No time to waste and, fortunately, it’s a bit slower than usual tonight.

* I admit it, a lot of the financial/stock market terminology used in Carl Icahn’s letter to Lionsgate stockholders, as carried by Nikki Finke and summarized by THR, eludes me. However, the gist seems to be that it’s all out war now.

* I was out covering the red carpet at the Mike Nichols AFI tribute last night — you’ll be seeing something about it here closer to when the show will actually air in a couple of weeks. Although I had the opportunity to speak very briefly with some genuinely great people, I was a bit disappointed there was no opportunity to watch the presentation on CCTV while I was there.
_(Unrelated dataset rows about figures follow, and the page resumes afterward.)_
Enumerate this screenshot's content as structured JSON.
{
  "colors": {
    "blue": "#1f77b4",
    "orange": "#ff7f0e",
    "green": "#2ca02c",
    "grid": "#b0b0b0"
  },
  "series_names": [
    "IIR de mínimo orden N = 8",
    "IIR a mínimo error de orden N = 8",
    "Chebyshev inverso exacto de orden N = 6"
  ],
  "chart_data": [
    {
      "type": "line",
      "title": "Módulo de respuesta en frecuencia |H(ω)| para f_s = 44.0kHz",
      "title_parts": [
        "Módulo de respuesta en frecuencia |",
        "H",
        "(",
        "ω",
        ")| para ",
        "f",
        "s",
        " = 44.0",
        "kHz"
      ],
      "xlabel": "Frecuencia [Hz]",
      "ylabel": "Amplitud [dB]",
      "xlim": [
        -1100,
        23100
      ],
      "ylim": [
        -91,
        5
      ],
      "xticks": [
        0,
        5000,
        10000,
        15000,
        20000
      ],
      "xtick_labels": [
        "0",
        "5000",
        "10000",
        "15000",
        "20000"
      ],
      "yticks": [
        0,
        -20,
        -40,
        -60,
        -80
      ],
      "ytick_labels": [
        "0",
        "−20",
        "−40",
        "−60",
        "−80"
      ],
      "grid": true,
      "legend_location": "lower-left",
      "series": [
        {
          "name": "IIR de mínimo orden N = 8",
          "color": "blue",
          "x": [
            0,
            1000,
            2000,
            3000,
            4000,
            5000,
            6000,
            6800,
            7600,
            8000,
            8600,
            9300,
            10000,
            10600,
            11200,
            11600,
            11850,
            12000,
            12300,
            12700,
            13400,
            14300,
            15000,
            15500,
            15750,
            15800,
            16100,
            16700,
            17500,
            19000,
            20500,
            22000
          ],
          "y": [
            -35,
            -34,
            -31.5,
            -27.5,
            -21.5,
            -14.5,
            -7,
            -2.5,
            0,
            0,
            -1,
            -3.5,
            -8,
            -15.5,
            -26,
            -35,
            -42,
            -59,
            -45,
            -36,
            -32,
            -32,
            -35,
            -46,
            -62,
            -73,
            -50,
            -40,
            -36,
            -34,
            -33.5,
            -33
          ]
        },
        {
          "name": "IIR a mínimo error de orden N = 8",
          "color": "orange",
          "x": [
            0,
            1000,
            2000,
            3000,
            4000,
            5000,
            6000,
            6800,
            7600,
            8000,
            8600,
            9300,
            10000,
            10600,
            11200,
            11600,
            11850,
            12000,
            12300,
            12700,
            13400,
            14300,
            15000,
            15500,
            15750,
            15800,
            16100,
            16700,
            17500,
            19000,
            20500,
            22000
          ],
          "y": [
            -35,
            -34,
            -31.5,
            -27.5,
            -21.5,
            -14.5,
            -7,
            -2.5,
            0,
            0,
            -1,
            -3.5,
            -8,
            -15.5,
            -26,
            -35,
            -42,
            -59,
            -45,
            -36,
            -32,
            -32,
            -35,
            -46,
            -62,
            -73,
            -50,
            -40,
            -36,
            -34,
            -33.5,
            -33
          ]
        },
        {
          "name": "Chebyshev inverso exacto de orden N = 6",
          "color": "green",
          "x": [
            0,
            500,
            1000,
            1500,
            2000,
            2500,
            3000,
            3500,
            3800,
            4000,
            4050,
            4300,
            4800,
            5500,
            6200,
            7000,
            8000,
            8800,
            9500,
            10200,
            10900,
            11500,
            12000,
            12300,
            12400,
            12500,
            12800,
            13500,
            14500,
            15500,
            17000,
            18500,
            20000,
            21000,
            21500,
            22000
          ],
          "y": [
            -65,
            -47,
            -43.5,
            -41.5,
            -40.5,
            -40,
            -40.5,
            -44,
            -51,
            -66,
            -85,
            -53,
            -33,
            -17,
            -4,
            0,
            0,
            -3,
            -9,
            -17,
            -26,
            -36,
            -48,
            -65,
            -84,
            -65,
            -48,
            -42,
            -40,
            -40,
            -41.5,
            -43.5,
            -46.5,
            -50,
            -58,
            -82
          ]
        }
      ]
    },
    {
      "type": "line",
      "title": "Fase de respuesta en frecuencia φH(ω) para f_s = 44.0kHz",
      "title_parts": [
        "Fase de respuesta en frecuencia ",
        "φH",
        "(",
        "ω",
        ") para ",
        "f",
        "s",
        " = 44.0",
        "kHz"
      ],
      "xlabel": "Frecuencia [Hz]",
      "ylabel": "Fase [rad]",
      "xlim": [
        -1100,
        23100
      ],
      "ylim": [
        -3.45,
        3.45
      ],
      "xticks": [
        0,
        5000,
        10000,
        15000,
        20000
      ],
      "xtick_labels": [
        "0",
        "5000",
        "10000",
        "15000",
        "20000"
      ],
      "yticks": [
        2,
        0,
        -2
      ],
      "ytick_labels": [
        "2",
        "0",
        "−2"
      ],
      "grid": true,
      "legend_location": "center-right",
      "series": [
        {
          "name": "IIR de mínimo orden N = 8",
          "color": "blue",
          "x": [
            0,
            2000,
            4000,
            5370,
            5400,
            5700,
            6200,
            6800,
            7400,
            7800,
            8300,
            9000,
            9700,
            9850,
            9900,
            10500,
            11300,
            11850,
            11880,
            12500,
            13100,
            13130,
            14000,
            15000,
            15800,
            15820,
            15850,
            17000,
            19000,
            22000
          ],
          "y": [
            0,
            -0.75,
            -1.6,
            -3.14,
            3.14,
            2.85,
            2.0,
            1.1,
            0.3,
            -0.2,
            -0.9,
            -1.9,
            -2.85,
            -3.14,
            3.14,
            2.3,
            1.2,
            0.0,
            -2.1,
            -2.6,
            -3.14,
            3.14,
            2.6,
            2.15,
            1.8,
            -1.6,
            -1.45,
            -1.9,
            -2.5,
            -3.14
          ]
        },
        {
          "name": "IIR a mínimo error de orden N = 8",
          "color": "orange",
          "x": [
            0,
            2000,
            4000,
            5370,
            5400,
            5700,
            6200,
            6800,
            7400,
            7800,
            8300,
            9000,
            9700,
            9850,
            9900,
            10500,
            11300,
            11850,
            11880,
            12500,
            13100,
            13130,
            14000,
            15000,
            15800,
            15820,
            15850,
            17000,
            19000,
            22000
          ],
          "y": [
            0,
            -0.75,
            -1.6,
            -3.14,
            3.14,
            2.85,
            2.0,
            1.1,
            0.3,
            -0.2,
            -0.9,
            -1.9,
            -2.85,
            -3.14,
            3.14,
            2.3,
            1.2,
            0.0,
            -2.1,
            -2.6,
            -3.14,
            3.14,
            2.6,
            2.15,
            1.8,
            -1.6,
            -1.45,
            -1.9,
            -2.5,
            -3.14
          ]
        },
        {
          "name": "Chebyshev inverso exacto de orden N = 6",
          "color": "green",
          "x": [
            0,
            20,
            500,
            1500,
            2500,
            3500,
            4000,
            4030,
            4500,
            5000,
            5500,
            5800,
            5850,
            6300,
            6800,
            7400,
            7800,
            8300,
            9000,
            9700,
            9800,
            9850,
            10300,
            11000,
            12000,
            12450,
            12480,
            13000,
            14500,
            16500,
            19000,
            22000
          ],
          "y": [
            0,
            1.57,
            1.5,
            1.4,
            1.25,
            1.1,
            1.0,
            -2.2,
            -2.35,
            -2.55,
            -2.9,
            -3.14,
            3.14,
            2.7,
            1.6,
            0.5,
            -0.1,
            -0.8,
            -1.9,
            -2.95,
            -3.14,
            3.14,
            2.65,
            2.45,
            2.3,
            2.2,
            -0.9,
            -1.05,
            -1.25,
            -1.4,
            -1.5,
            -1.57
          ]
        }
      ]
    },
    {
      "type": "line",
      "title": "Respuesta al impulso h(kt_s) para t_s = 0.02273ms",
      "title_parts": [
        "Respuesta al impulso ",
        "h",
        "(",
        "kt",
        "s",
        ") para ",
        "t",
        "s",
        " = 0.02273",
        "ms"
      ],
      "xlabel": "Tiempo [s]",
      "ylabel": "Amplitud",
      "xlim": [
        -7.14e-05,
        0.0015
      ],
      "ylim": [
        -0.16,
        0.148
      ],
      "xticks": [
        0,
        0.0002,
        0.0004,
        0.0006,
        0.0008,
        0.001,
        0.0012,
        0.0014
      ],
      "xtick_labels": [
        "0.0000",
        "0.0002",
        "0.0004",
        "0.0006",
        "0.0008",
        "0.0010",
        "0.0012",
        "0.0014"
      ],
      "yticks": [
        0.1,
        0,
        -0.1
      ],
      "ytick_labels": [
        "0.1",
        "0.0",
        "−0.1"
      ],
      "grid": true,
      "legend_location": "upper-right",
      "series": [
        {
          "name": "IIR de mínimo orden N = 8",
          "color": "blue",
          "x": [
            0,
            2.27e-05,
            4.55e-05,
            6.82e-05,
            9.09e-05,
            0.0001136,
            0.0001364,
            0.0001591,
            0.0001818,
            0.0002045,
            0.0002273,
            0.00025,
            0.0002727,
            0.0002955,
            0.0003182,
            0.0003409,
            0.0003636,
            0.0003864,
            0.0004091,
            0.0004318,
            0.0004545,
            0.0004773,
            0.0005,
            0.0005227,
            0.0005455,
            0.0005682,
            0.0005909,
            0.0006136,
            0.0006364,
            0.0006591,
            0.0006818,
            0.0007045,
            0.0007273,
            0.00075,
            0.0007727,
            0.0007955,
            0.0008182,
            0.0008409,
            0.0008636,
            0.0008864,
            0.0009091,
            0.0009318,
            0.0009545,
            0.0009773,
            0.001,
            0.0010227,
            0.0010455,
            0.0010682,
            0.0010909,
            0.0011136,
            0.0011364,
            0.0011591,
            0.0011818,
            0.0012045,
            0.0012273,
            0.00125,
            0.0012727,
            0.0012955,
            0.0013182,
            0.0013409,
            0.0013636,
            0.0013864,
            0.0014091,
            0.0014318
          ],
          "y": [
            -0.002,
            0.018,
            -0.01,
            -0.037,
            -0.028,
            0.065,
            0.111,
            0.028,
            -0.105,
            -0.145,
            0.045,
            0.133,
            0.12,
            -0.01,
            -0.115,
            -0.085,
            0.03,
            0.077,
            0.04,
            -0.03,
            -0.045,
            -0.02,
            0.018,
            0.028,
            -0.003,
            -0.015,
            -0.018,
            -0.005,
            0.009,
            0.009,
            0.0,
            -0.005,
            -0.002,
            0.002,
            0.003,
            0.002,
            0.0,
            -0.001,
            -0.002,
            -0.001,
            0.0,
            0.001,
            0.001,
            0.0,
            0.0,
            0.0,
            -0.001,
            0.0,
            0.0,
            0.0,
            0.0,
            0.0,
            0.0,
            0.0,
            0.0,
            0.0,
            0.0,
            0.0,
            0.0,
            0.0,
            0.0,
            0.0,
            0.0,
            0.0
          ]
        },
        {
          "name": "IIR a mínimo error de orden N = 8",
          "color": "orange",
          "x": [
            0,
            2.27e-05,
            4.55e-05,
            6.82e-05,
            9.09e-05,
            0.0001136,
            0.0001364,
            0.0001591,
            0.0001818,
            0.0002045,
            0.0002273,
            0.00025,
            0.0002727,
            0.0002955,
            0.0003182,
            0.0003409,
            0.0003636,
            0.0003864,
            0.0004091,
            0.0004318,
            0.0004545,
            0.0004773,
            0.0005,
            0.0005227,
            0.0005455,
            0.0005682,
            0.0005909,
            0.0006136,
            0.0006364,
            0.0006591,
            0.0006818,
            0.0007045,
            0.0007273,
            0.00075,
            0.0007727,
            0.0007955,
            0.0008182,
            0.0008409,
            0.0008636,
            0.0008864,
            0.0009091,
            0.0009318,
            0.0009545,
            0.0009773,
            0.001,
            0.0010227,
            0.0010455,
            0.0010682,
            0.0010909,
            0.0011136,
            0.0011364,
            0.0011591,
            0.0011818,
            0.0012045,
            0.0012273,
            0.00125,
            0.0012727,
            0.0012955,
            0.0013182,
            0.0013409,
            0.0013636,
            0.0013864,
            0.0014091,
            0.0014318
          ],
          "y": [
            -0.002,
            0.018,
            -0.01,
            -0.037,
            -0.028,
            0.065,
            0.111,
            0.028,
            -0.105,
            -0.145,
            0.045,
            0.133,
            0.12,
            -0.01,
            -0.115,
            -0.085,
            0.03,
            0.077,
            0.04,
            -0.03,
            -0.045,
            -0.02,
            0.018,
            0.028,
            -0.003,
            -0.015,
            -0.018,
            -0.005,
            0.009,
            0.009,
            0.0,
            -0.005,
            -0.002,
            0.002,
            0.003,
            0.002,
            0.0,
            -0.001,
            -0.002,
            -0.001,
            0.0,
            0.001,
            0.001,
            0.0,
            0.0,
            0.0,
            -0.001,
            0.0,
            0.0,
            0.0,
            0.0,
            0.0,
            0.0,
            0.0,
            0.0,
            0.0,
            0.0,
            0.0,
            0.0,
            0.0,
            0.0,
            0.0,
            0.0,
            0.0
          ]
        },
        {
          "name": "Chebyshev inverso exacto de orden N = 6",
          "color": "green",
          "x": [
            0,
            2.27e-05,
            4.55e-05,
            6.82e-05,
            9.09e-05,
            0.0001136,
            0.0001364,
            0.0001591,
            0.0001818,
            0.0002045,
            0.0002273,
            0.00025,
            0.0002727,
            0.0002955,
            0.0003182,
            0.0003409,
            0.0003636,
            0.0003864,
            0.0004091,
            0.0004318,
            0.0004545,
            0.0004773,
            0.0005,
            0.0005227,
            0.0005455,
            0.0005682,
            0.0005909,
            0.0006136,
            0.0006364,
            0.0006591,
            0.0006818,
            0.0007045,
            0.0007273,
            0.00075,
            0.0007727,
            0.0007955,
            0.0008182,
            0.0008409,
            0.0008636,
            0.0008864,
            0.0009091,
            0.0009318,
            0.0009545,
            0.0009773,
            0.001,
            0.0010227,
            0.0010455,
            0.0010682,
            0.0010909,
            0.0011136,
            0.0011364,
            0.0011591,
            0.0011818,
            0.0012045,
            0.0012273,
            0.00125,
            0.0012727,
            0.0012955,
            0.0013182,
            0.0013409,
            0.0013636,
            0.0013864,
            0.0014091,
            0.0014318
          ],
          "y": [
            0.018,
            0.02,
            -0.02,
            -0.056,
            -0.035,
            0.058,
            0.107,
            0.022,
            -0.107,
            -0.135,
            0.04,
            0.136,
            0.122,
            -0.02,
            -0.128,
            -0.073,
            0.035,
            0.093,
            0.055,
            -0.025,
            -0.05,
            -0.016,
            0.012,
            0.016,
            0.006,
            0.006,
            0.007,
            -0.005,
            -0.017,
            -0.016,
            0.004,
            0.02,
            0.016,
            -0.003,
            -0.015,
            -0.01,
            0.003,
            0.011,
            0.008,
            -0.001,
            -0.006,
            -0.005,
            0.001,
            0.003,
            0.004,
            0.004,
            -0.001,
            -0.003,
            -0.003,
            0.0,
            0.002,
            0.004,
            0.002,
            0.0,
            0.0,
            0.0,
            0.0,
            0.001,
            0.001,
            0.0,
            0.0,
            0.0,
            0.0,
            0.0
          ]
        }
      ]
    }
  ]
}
Still, looks like the show that’ll air on TV Land should be something.

George Segal and Elizabeth Taylor in

* As an English major and someone who has actually read Cervantes, Joel Silver’s apparent approach to “Don Quixote” — which is not to be confused with Terry Gilliam’s ever-dicey “The Man Who Killed Don Quixote” — makes me want to slash my wrists just a little.

* Some better news, also from the Playlist, which is that uninhobbited Guillermo del Toro is going back to his vampiric roots and doing a Van Helsing film that will, it safe to say, be much better than the last one, if it ever happens.

* Speaking of good directors who could use a gig, the Vulture claims that Sam Raimi has been offered the gig on the “Wizard of Oz” prequel, “Oz, the Great and Powerful.” I’ve no idea if it’s true, of course, but I’m reasonably sure he’d do a better and more imaginative job than either Sam Mendes or Adam Shankman, which is not really a knock on them.

* Re: talk of a “Taken” sequel. I know the movie did well, but I have a feeling that Liam Neeson just wants to keep working right now.

* Jim Emerson examines the notion of the movies that killed the movies, in the sense that sometimes the success of a particular film, or a type of film, you personally dislike a great deal can make a person actually loose interest in all films that come after, to some degree or another. For Francois Truffuat, it was 1962’s “Dr. No.” Yes, the first James Bond flick. Of course, his own career was really just still starting.